No, we should expect by the end of the year -- an update by the end of the year, particularly the ones that are firm.
Okay. And so how far along are you in the process? I mean are they like waiting to be closed, or you're still in negotiations for closing that $150 million plus?
No. The $180 million we announced, they are firm, they're either closed or firm.
So binding agreements of purchase and sale with all conditions waived.
Okay. Okay.
So we have other assets under negotiation. We just haven't mentioned that amount because they're still under negotiation.
Got it. Okay. And then obviously, you have done, I would say, a good job in the last few months in terms of addressing the near-term debt refinancing. I mean, as we stand today, do you have a handle of where FFO or AFFO is likely to shoot up next year? Or more in terms of what is your target payout ratio next year in the light of the new distribution?
Yes. So at this stage, we're not providing guidance. But what I can say, if you look at our earnings of $0.14 FFO per unit, you're stripping out the interest caps as we've discussed and we did last quarter, you're getting to sort of a $0.10, which is very consistent to last quarter. So it give you -- that will give you a sense of a run rate.
Got it. And that takes into account all the debt refi what you have addressed there, including the convertible debenture as well?
To date, yes. And the convertible debenture, of course, so that interest expense will come in Q1 next year.
Clear. That's correct. Okay.
Yes.
Okay. Fantastic. And maybe 1 last question is on the sale value loss or the fair value adjustments you've done in Q3, which geography most of them are pertaining to?
Yes. So we did cap rate softening of 12 basis points. And reasonably, we took a -- if I say most of it is in Americas, be it Canada and U.S.
Okay. So when you're saying most of them Americas, would that mean that most of them is in the U.S. or Canada or a spread over?

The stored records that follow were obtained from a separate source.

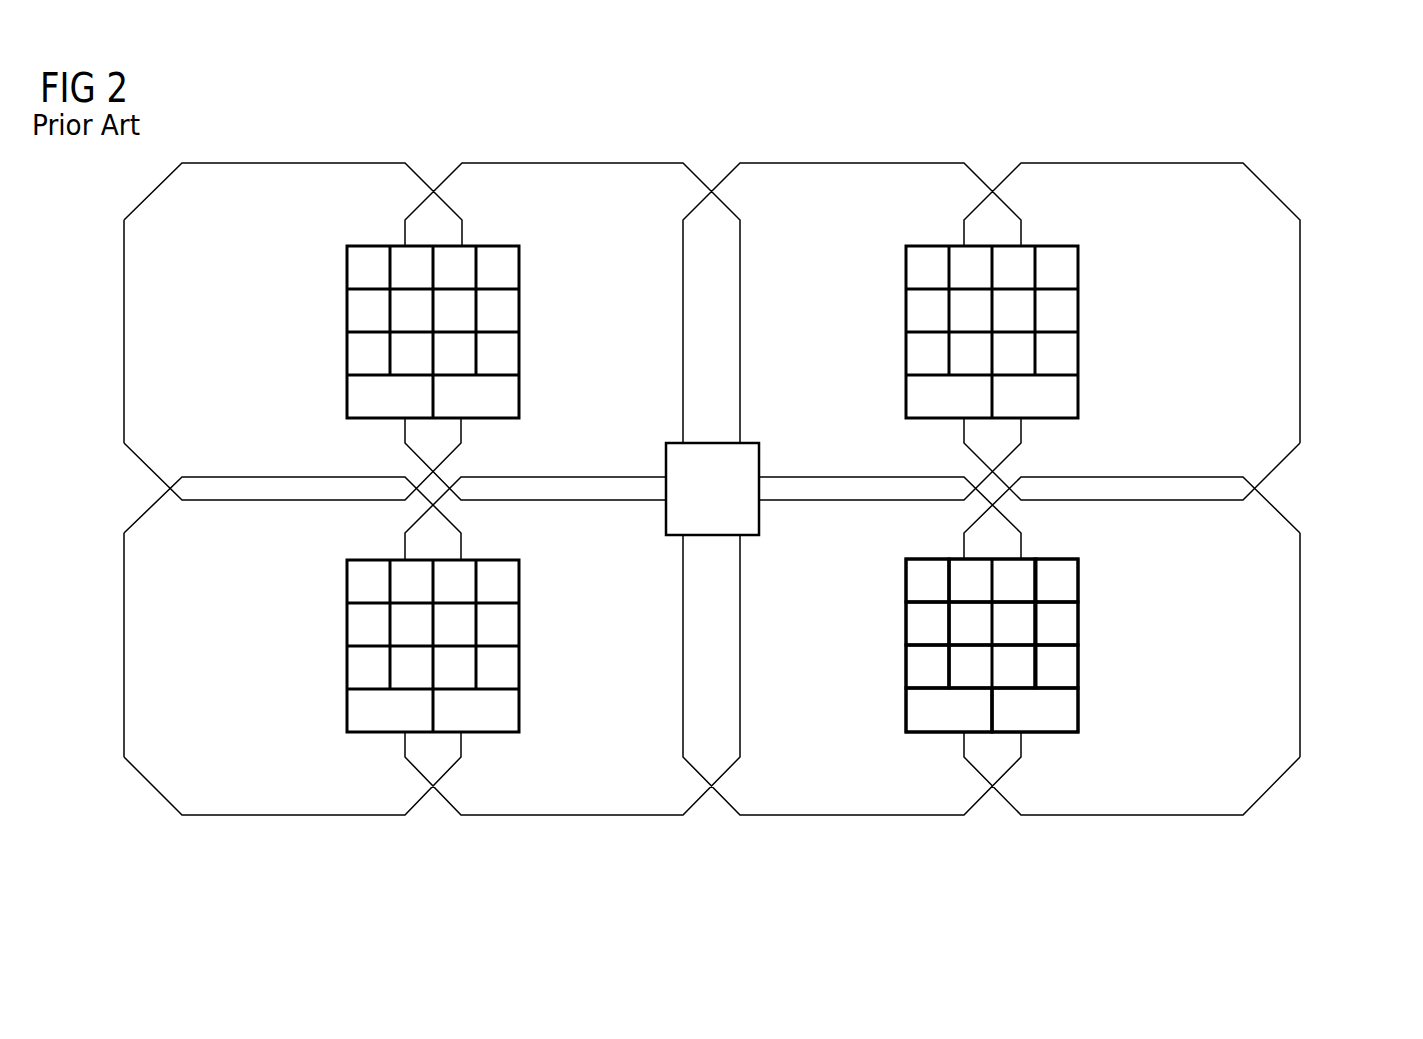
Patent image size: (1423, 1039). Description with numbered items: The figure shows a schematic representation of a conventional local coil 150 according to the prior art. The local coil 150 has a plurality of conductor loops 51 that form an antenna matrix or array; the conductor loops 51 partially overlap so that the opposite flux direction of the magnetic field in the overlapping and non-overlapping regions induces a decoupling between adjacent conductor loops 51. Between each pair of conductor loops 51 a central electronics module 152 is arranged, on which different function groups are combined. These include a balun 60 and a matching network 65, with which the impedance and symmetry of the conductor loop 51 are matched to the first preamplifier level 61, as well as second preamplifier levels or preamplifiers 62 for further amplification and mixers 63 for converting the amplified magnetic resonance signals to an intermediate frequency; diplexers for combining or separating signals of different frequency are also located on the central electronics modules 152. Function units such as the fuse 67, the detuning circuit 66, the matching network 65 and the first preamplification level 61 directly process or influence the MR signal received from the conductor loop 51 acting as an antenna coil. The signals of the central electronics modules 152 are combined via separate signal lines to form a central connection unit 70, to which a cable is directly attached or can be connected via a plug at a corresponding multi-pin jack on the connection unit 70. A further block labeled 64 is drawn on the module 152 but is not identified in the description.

The conventional local coil 150 is at (1329, 103).
The conductor loops 51 is at (385, 112).
The central connection unit 70 is at (696, 506).
The central electronics module 152 is at (530, 262).
The first preamplifier level 61 is at (958, 565).
The matching network 65 is at (915, 571).
The balun 60 is at (955, 610).
The detuning circuit 66 is at (915, 636).
The second preamplifier levels 62 is at (955, 663).
The fuse 67 is at (915, 678).
The mixers 63 is at (922, 722).
The right bottom row cell 64 is at (1060, 722).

It's spread over between both.
[Operator Instructions] Next question comes from Pammi Bir from RBC.
Just given the sort of the cadence of the noncore asset sales, and the sales of the Australian Unity units, where do you see leverage and floating rate debt exposure by the end of this year or early 2024?
It's a tough, super tough question, right? I think if I think about leverage first, I don't think there's a material change in leverage, right? Because really, you are creating liquidity and not materially changing leverage. But I think from a -- and I'll come back to you because we haven't done it, but it will definitely improve the fixed rate portion of our debt. Because you can see we've told you we've sold $110 million, roughly half, that's another $110 million to go on the Australian Unity. And you've still got another $100 or so million from what we disclosed up to $300 million. So it gives you a sense of liquidity up to $200 million in the next sort of 6 to 9 months.
Okay. Just on the dispositions that you have done to date, where is pricing coming in relative to the book value?
Yes. On that $180 million, which is what we have closed and firm, we have just over 10% discount. So it's 11% discount to the Q3 -- sorry, Q2 valuation.
Got it. And then just last 1 for me. On the Series G converts, has the support level increased at all from the 24%, I think, that you disclosed last month?
Yes. Let me just pass you to Mike and answer that question.
So we have received verbal indications of additional support along with the contracted support. So yes, we're feeling very optimistic about that process.
As we have no further questions, I will turn the call back over for closing comments.
Thank you, everyone. Really appreciate it, and I'm sure I'll be speaking to a few of you in the next few days. Have a great day. Goodbye.
Ladies and gentlemen, this concludes your conference call for today. We thank you for participating, and we ask that you please disconnect your lines.